In the end, when we opened it up for funding, there were nearly half a million dollars in the bank within 3 hours. Although I was no longer very confident in the deal, other people were. (Remember, Tampa is a super hot market, and this deal had some serious potential). Also, we had already covered all of the risk capital, so these new partners really had nothing to lose if we weren’t able to close.
……..
And then, the appraisals came in…
When we received the appraisal reports at 6 pm on a Thursday, and the closing was set for that Friday, we had less than 24 hours to decide what to do. The original terms of the loan had us putting down only 15% and giving us a 300k construction budget. Yet, after the appraisal came in, we were asked to put down 35% and were going to be given NO construction budget.

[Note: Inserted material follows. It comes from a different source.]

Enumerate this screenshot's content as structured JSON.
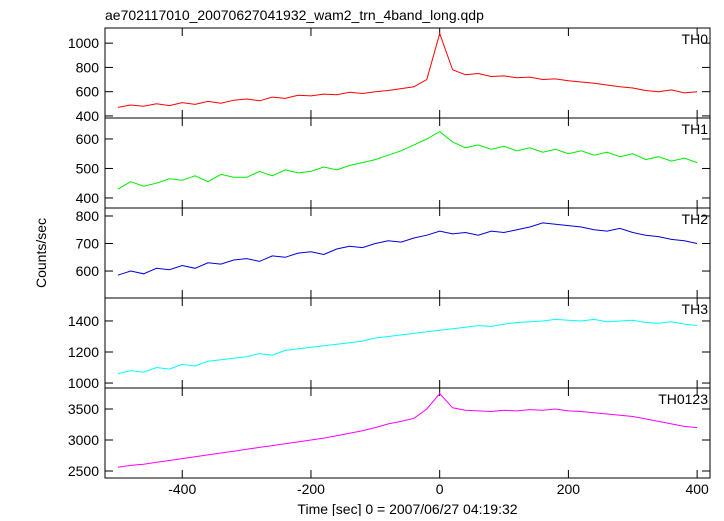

Could we have made that happen? Possibly… But the deal no longer made sense for us financially. It made more sense to cut our losses here. Aside from the huge downpayment and zero construction budget, we were setting ourselves up for more failure. The property would be losing money from day 1 and we would be banking on a quick refi into agency or community bank debt without a rehab budget! No thank you.
We tried for an extension one last time and were denied.
The wholesaler then pleaded with us to share our inspection report with the “new buyer” claiming he would then “do his best to get our deposit back” and said that “the seller didn’t want to keep our deposit”. All a lie and we knew it. He was under no obligation to return our EMD… but we decided to share the inspection report regardless.
Sometimes it’s best to wipe your hands clean of the mess and walk away.
In the end, we lost our EMD, we lost the deal, and in total, after paying legal fees, inspections, appraisals, etc.; we lost just under $60k.
This stung like mad to say the least… It was a brutal hit that made me question my journey. Made me question whether or not I should continue searching in Tampa, or working on real estate at all. I took a couple of weeks off.
It’s a good thing I am a reflective dude. And after a couple of weeks of reflecting and thinking back to my childhood, I concluded I’d move onward and upward… Thinking back on my childhood and the thousands of stings I’ve felt… all of them unbearable at the time, and all of them now distant memories. I will persevere. I will succeed.
Let this experience be the same. Nothing more than a sting on the journey towards higher aspirations.